English lavender (Lavandula angustifolia) essential oil has been used for centuries to reduce pain, combat infection, reduce anxiety and promote relaxation. Like other essential oils, lavender essential oil is very concentrated; at least 60 lbs of lavender flowers typically are used to make 16 fluid ounces of the oil. The oil is used in detergents, baked goods, candles, cosmetics, body powder, massage oil, shampoo, soap, perfume, and tea. It is also an ingredient in some breast enlargement pills and creams. Some cancer patients are receiving aromatherapy massage using lavender essential oil.
Breast cancer-related effects of eating lavender
Lavender essential oil has been shown to have a high antioxidant content and a component of lavender, perillyl alcohol, has been studied in cancer prevention. However, lavender essential oil (in the concentrations found in commercial hair care and body cream products) was reported to cause breast enlargement in otherwise healthy and normal boys in one well-known 2007 New England Journal of Medicine article. A 2018 follow-up study confirmed the finding of estrogenic effects of lavender-containing skin products. Lavender essential oil appears to have estrogenic properties and should be avoided.

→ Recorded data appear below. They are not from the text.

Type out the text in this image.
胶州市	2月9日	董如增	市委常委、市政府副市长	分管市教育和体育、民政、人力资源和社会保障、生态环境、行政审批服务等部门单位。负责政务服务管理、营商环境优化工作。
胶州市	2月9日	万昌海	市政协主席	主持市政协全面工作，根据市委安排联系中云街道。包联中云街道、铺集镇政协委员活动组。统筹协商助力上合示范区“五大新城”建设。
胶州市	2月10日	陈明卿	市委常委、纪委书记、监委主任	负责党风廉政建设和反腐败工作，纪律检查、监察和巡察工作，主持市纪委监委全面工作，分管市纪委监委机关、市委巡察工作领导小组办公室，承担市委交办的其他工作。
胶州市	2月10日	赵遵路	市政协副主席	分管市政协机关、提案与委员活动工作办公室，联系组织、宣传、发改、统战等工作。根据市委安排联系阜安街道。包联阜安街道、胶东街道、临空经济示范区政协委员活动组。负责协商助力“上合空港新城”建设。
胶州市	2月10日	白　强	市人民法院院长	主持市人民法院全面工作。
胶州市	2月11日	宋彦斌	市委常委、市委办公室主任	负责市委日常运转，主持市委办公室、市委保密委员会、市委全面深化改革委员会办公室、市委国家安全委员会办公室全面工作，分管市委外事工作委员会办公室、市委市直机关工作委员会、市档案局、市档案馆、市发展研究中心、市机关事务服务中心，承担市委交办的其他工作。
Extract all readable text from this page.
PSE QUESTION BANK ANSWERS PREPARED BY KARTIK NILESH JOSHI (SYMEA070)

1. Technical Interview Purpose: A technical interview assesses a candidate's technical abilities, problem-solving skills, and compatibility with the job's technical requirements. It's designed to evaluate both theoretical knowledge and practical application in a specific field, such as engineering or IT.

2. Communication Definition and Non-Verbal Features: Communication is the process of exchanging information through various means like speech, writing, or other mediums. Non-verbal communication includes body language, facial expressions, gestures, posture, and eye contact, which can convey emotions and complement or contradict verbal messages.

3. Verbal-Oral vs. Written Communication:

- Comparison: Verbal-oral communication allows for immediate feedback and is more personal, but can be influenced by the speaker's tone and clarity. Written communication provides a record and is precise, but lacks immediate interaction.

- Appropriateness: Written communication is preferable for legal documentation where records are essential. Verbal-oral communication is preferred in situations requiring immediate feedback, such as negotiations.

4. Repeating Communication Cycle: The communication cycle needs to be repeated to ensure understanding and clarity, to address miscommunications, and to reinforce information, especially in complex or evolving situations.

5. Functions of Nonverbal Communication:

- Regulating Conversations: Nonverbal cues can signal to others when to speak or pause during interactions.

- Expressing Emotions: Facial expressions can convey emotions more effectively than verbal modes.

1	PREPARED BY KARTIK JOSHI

Use of lavender products can trigger allergic contact dermatitis and allergic reactions to lavender are not uncommon. For example, lavender flower satchels placed inside pillowcases have been found to cause facial rashes in some individuals. Lavender baby products probably should be avoided.
Note that while we are continually searching for new evidence specifically concerning lavender, there is not much interest in it among breast cancer researchers, so few studies are available.